If you don’t want to figure out exactly what the government is going to throw your way in the form of the Canada Pension Plan, Old Age Security and perhaps the Government Income Supplement, you may want to use a simplistic formula to determine how you’re doing.
I have heard everything from $500,000 to $2 Million when financial planners are estimating what someone will need to retire. When certain authors want to write in simplistic terms, given how many variables there are, they will use “income multipliers” that estimate how much money you should have saved in order to afford a certain retirement lifestyle.
As a rule of thumb these are dangerous, as they cannot replace the work a financial planner can do in providing more personalized advice. But, I will say, it’s better than nothing.
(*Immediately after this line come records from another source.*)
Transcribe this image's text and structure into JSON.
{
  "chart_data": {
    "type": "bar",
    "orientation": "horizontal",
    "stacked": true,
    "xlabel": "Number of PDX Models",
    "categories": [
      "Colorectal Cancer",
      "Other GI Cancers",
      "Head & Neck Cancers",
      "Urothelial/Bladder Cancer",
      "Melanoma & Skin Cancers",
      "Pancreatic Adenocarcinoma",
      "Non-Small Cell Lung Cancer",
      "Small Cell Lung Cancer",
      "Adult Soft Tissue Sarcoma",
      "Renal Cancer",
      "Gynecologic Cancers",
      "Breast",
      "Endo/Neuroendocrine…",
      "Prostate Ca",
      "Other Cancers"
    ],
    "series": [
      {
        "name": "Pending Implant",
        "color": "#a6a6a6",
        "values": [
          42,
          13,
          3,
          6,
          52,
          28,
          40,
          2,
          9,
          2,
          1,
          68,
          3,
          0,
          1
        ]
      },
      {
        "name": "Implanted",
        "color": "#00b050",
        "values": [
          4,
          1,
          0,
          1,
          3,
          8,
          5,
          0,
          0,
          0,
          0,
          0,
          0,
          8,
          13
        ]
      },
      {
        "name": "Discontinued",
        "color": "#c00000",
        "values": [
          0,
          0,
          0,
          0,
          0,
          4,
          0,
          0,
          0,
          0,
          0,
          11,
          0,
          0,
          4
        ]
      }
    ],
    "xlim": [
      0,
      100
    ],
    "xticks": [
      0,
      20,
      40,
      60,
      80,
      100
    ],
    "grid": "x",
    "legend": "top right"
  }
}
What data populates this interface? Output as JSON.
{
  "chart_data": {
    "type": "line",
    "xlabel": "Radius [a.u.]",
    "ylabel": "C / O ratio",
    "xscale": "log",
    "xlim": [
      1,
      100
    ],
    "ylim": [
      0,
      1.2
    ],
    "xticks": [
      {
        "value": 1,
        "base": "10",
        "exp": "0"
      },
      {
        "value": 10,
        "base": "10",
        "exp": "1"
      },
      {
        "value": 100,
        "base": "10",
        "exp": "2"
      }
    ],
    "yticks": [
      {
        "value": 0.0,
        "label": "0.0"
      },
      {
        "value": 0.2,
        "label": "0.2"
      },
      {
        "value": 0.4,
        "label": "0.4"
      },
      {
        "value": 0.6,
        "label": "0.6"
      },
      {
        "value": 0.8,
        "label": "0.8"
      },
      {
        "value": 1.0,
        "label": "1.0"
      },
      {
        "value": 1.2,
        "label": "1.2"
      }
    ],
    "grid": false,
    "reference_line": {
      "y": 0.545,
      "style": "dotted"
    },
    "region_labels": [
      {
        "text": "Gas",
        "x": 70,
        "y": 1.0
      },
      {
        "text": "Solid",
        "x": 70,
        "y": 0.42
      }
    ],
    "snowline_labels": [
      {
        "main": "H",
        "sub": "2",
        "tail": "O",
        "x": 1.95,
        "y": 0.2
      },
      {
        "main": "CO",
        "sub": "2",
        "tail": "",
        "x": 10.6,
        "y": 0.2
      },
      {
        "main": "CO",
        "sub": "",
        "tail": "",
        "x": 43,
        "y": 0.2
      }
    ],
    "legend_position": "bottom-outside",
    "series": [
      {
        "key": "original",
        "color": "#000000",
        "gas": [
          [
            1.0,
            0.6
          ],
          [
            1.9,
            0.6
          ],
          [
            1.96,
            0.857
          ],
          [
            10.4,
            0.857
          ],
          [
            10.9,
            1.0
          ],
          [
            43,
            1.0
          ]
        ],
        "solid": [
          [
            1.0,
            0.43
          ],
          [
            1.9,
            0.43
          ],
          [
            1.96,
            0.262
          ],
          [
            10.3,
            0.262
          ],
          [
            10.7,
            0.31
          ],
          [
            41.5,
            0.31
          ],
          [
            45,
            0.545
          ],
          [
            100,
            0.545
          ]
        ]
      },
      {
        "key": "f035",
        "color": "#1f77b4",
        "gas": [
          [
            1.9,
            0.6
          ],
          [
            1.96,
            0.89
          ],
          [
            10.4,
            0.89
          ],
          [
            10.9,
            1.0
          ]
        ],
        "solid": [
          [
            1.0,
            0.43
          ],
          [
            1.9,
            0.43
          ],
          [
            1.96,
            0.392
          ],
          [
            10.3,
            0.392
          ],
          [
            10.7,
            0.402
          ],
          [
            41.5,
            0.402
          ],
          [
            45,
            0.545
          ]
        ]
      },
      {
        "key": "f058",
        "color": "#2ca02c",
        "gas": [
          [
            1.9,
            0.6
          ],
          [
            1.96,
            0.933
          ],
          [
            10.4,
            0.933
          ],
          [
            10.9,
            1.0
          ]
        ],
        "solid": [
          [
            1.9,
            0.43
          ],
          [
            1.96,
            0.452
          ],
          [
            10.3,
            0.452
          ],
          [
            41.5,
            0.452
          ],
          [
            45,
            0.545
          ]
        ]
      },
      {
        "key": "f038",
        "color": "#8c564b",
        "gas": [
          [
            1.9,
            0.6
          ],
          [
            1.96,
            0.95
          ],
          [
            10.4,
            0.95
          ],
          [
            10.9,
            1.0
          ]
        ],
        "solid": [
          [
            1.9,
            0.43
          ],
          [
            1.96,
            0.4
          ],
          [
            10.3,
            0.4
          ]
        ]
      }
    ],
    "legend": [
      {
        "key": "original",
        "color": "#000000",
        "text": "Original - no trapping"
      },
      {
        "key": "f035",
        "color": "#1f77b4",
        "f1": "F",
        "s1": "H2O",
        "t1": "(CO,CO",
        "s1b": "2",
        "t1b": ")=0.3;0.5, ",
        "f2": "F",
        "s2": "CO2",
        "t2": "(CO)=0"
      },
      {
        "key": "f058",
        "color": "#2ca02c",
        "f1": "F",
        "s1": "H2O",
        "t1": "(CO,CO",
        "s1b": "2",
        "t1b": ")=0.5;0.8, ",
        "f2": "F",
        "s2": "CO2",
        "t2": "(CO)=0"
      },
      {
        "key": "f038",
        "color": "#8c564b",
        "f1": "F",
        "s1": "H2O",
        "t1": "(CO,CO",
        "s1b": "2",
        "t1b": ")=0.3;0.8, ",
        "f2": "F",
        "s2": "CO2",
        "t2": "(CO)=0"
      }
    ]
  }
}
Author of ‘Money for Life’, Steve Vernon suggests the multiplier should depend on when you plan on retiring. For those retiring in their mid to late 60s, he suggest 20x your income needs. And even more if you aspire to retiring earlier…
– 20x your income needs if you’re retiring in your mid to late 60s or later
– 25x your income needs if you’re retiring in your late 50s or early 60s
– 33x your income needs if you want to be virtually certain you don’t outlive your assets and you want to leave money to children or charities when you’re gone
These numbers result in a huge savings requirement and are highly debatable – especially given the tax implications of different sources of funds, income splitting potential, the variability of CPP by individual (zero up to $12,460 annually), not to mention the variability of retirement expenses experienced by retirees and the value that might be held in a family home.
The fact is, how much you need in retirement depends. It depends on the lifestyle you want in retirement, where you will live, and the sources of income available to you – and don’t forget perhaps the biggest variable of all – how long you will live. It’s not an easy calculation – and, in fact there is no firm answer. Investment returns alone make it impossible to predict the future, so determining when or if you will run out of money is as much art as science. Don’t believe anyone who tells you any differently.
Author Charles Farrell in his book ‘Your Money Ratios’ outlines multipliers for those who want to know how they are doing at different ages.
In order to fund 70% of pre-retirement income throughout retirement, he writes you should have accumulated the following multipliers:
– 0.45 times your annual working income at age 30;
– 1.6 times your annual working income at age 40;
– 3.5 times your annual working income at age 50;
– 6.5 times your annual working income at age 60;
– 10 times your annual working income at age 70
It is little wonder most get tied up just reading all the conflicting advice.
My suggestion – don’t leave this to chance. Educate yourself. Speak with someone who can help you understand the impact of each factor, and can create different retirement scenarios for you. If income multipliers motivate you to save a bit more, and spend a bit less – great. But know that, as benchmarks, they may leave you wondering why you trusted something so simplistic when the rubber hits the road. Financial Peace comes from not worrying about the future, because you know what you need to do to look after it.